The beach was deluged with water from Lake Champlain that rose to more than 103 feet above sea level — more than 3 feet above flood stage — in late April and into May.
The water still laps against the boardwalk, covering what used to be the beach area in front of the vendor pavilion.
As a result, the swimming area will be moved about 400 feet to the southwest portion of the property to start the season.
There, a larger beach area was actually created when the high water eroded a major section of land overlooking the water, pouring more sand down toward the water.
"Eventually, this will all settle in, and we will clean it up, and we will have a much larger beach in this area," Peters said.
Work crews have been out clearing up much of the debris that washed up on shore during the flooding. The picnic area had to be cleared off, and sandy knolls that formed in the water had to be knocked down and leveled off.
The old beach house will not be opened this year, as much of the lake debris piled up in that area and the water is still very high.
The vendor building will be operated by Smooth Moves, a specialty-drink shop with a location downtown and at College Suites, and by the Kayak Shack, which will be renting kayaks.

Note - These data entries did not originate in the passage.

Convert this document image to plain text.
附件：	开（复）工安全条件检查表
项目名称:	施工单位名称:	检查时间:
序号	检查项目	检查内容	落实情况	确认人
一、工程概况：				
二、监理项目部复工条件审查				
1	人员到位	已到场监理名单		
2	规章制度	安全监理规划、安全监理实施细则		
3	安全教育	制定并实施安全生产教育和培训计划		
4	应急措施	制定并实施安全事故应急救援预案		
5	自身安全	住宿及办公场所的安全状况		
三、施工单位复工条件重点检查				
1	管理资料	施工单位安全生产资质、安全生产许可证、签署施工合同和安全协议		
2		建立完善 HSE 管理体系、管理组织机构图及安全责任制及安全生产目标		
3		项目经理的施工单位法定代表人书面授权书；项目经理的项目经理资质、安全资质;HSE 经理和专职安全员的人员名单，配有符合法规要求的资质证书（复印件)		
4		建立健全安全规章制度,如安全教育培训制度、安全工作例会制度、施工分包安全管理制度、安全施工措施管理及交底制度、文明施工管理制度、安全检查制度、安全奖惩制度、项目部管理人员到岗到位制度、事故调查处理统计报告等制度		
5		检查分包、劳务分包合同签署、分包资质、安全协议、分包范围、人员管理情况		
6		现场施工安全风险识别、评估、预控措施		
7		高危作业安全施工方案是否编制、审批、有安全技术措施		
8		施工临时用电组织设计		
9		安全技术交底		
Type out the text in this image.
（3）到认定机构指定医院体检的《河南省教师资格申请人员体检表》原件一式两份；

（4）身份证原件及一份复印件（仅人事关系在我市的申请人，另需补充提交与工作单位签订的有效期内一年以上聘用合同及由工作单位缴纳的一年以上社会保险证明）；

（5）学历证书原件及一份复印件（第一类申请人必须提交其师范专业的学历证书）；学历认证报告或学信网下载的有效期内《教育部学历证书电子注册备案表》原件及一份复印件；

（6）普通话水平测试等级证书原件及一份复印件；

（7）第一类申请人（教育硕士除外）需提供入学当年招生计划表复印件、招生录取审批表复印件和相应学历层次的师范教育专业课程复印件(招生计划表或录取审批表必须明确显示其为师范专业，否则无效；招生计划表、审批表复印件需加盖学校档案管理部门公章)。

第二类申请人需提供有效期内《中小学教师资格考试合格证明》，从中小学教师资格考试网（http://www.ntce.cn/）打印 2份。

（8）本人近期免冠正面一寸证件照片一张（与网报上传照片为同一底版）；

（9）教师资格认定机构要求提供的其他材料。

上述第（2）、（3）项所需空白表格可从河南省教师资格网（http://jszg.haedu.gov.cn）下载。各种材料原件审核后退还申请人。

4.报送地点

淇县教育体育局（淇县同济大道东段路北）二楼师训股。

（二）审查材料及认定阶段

Swimming lessons offered by the city and Town of Plattsburgh will begin Monday at 11 a.m. at the beach.
The general public can get in starting at 11 a.m. Thursday, June 30.
The beach will be open daily until 7 p.m., weather permitting, through Labor Day.
City residents can get in free by providing proof of residency in either the form of a driver's license or city utility bill. Town of Plattsburgh residents can get in free but must pick up their beach passes at the Town Hall.
All other beach visitors pay $5 U.S. currency per carload.
Peters said the late start might curtail revenues, especially since the beach will miss this weekend, which is the St. Jean Baptiste holiday weekend in Quebec and usually draws a large crowd.
"But we are hoping to find ways to make that up throughout the summer, and if other beaches are closed, we will be the only game in town, and hopefully more people will come here," Peters said.